# Where do legs poms sit?



## Malasarus (Apr 4, 2016)

Start with the back legs, and find the dog's "heel". Trim down to a couple finger widths above that. Depending on the size of the dog you may find this is a bit too high, you can bring it down a bit to look proportionate if needed, but it should remain above the heel. The pom should be relatively level, but the front side should be a bit lower than the heel side. Not much, don't exaggerate it too deeply. Doing it level is fine if in doubt.

Once that is done the rest is easy. The front poms should be even with the front of the rear pom, and be level all the way around.


----------



## CharismaticMillie (Jun 16, 2010)

What Malasarus said, except that the top of the front poms are typically set a little higher than the top of rear poms, per current trend.
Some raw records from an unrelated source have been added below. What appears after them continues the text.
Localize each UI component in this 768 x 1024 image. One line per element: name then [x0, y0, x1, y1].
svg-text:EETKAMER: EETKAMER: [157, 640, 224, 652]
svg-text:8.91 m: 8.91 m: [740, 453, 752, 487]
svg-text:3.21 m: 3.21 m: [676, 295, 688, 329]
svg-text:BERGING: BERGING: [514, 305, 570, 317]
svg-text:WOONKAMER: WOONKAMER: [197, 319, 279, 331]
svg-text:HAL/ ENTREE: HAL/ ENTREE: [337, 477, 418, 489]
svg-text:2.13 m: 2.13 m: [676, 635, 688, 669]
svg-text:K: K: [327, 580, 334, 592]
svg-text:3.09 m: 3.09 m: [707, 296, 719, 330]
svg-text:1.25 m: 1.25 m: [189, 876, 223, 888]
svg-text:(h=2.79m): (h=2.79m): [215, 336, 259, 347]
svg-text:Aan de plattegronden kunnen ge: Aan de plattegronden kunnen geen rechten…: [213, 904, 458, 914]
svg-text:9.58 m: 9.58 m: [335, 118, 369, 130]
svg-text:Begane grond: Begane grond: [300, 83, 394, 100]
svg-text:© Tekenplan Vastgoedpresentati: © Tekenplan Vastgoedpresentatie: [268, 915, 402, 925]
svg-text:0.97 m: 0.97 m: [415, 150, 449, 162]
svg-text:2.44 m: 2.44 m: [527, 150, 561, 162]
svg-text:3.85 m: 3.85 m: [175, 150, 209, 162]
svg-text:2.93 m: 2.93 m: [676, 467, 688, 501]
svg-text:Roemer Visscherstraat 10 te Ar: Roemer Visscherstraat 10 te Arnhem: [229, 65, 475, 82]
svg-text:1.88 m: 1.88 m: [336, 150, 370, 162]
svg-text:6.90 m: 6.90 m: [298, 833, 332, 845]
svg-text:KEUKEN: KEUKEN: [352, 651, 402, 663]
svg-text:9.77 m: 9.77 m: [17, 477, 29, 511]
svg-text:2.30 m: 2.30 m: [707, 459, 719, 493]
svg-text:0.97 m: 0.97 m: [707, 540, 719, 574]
I have one somewhere of him standing on level ground so you can really see the bracelet placement, but it's on my laptop at home.


----------



## King Louie (May 27, 2016)

This really helped me for bracelet placement of course you'll need to make adjustments for a mini but it's still pretty much the same. https://youtu.be/zWJ5zExf3QQ


----------



## LittleAussiePoodle (Jun 2, 2016)

Thanks everyone, this was really helpful. I'll have to try this when Hendrix's fur gets long again.


----------